Statistics often are crude and deceiving. The overall negative number for these indices was largely due to the fact that major markets were shaken by two massive crises — the “tech bubble”, at the onset, and the “financial crisis” at the very end. They wiped out any gains one may have garnered during the better years. Especially if one was not careful and thought that the trees would grow to the sky.

A more comprehensive review uncovers another impressive fact: during this last decade, the horizons of the savvy investor expanded. They got interested in places beyond the landscape he or she was accustomed to focus on. Attention was paid to India and China, Brazil and Korea. To most traditionalists’ surprise, the more an investor looked outside the old box, the better he did.

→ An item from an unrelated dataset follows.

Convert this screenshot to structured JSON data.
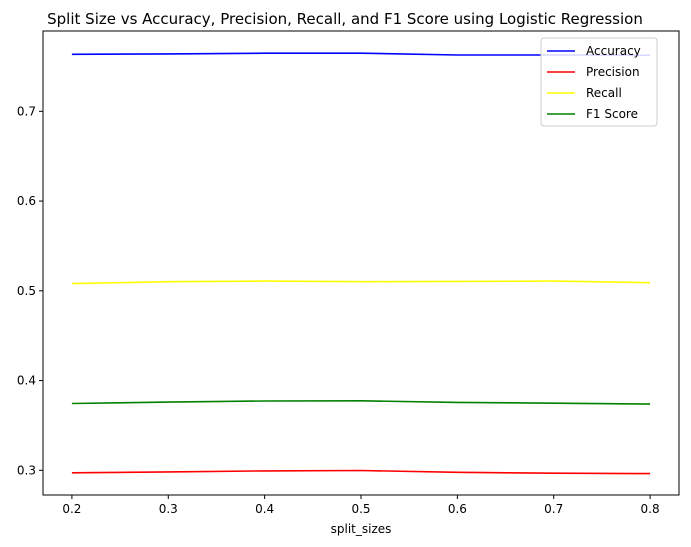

Over that decade this investor was likely to at least have doubled his money in South Africa and Shanghai, trebled it in India and Russia, or enjoy as much as 380 per cent of the appreciation in Brazil’s Bovespa. It was not a lost decade for those who could read the tea-leaves and appreciate the potential of some emerging markets. To be fair, it was not always a panacea: some of these markets sucked you in and then punished you mercilessly for getting involved. Vietnam went up massively just to crash badly and leave the late investor with losses and difficult exit strategies. Many also rushed to the emerging republics of the old Eastern bloc, but the story did not always have a fairy-tale ending — just ask some Austrian bankers. And, at the very end of the decade, we also found out that investing in the shifting sands of oil-depleted Dubai was not the way to go.

The lessons of this decade are: 1) The need to invest intelligently: buying a tracker fund will not always deliver. 2) Being broad-minded is better — a narrow focus limited to the familiar may cause you to miss on significant opportunities. 3) The recognition that invested money needs to be managed — selling (when and for how much) is as important as buying; seeing the potential danger in an investment is as valuable as appreciating the opportunity. The next decade — like the last — will produce winners and losers and the key will still be to act wisely with one’s investments.